Education may be the best punishment for underage drinkers

Published November 23, 2014

Editorial by Wilmington Star-News, November 21, 2014.

Call it a reality check for underage drinkers. Punishment that fits the crime. Or, as New Hanover-Pender County District Attorney Ben David calls it, a teachable moment. Whatever the term, David and several fellow district attorneys are launching an experiment that could be much more effective than having teens pick up trash on the side of the road.

Young people lack the maturity to see beyond the next adventure. As they celebrate their budding independence, they might take foolish risks without bothering to consider the consequences. To them, death is far off, and some might not yet have had to face responsibility for their own actions.

This program aims to change that by using punishment as education.

Armed with a one-year grant from the N.C. Alcoholic Beverage Control Commission, David plans to use community service hours to show young people convicted on alcohol-related charges just how much damage they could do to themselves and to others.

Perhaps the biggest eye-opener will be a requirement to spend at least two hours in the emergency room at New Hanover Regional Medical Center on a busy Friday night, where the results of drinking to intoxication are apparent as victims of drunken brawls, binge drinking or driving while impaired arrive for treatment.

But the heart of the program is in David's plan to use punishment as an opportunity to help the young offender understand that there are severe consequences not only from breaking the drinking-age law but from consuming alcohol recklessly.
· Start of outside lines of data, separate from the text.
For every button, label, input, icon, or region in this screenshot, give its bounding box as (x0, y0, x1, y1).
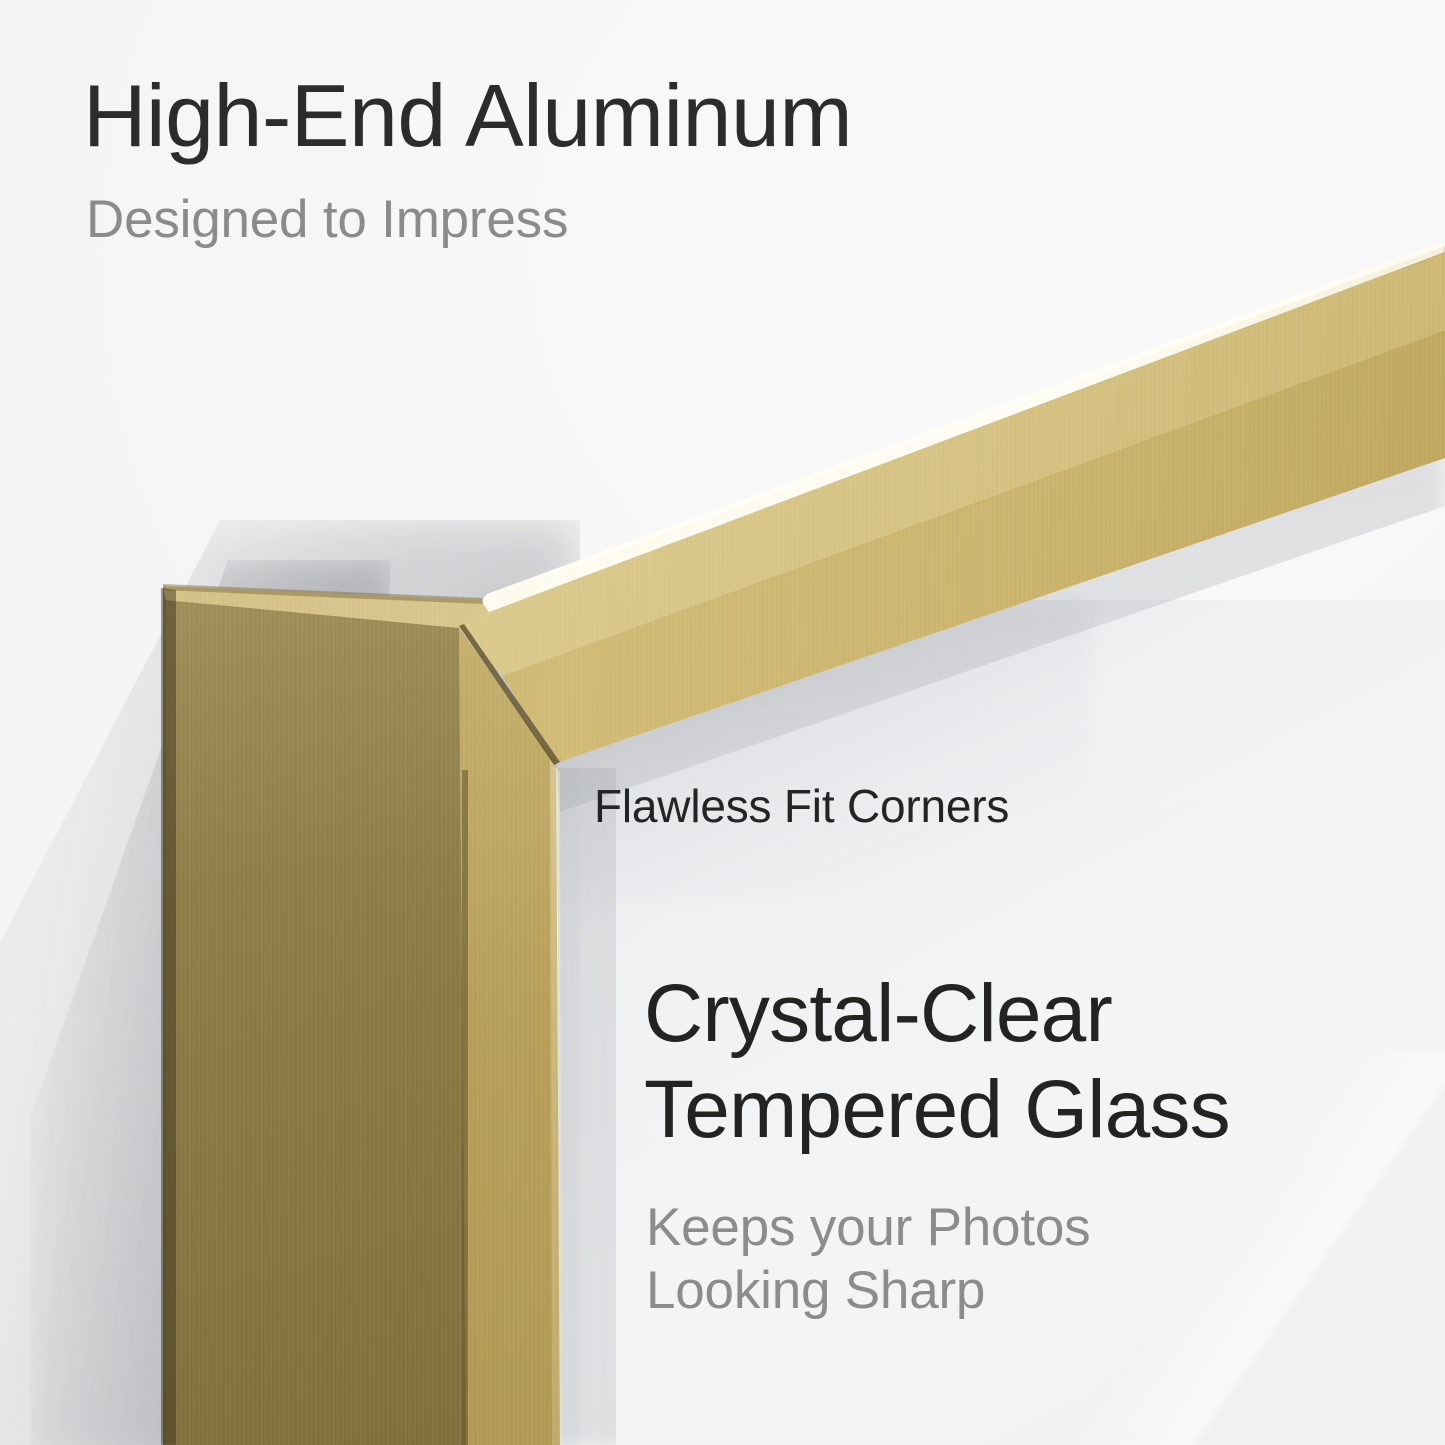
glass-feature-subtitle-line-1: Keeps your Photos (646, 1198, 1090, 1257)
product-feature-image: High-End Aluminum Designed to Impress Fl… (0, 0, 1445, 1445)
callout-flawless-fit-corners: Flawless Fit Corners (594, 783, 1009, 829)
glass-feature-subtitle: Keeps your PhotosLooking Sharp (646, 1197, 1090, 1322)
page-title: High-End Aluminum (83, 72, 852, 160)
page-subtitle: Designed to Impress (86, 193, 568, 246)
glass-feature-subtitle-line-2: Looking Sharp (646, 1261, 985, 1320)
glass-feature-title: Crystal-ClearTempered Glass (644, 966, 1230, 1158)
glass-feature-title-line-2: Tempered Glass (644, 1064, 1230, 1155)
glass-feature-title-line-1: Crystal-Clear (644, 968, 1112, 1059)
He will enlist help from District Court Judge James Faison, who oversees DWI treatment court, and students will have to attend classes on the health consequences of alcohol.

Underage drinkers will be answerable to the court for a year instead of just a couple of months, a consequence that also could deter others from making the same mistake. That is in addition, of course, to hefty fines and court costs, along with any other punishment administered. Minors who are caught driving with any amount of alcohol in their systems and those who try to buy alcohol also can lose their driver's license for a year.

The problem of underage drinking is finally getting some serious attention. In May, Gov. Pat McCrory signed an executive order that will see several University of North Carolina campuses, including UNCW, participating in a pilot program to reduce drug and alcohol abuse. And Jim Gardner, chairman of the state ABC Commission, has made preventing underage drinking a priority for that body.

David and other district attorneys are trying to address the problem by making the punishment more closely fit the crime. Their way deserves a chance to prove itself.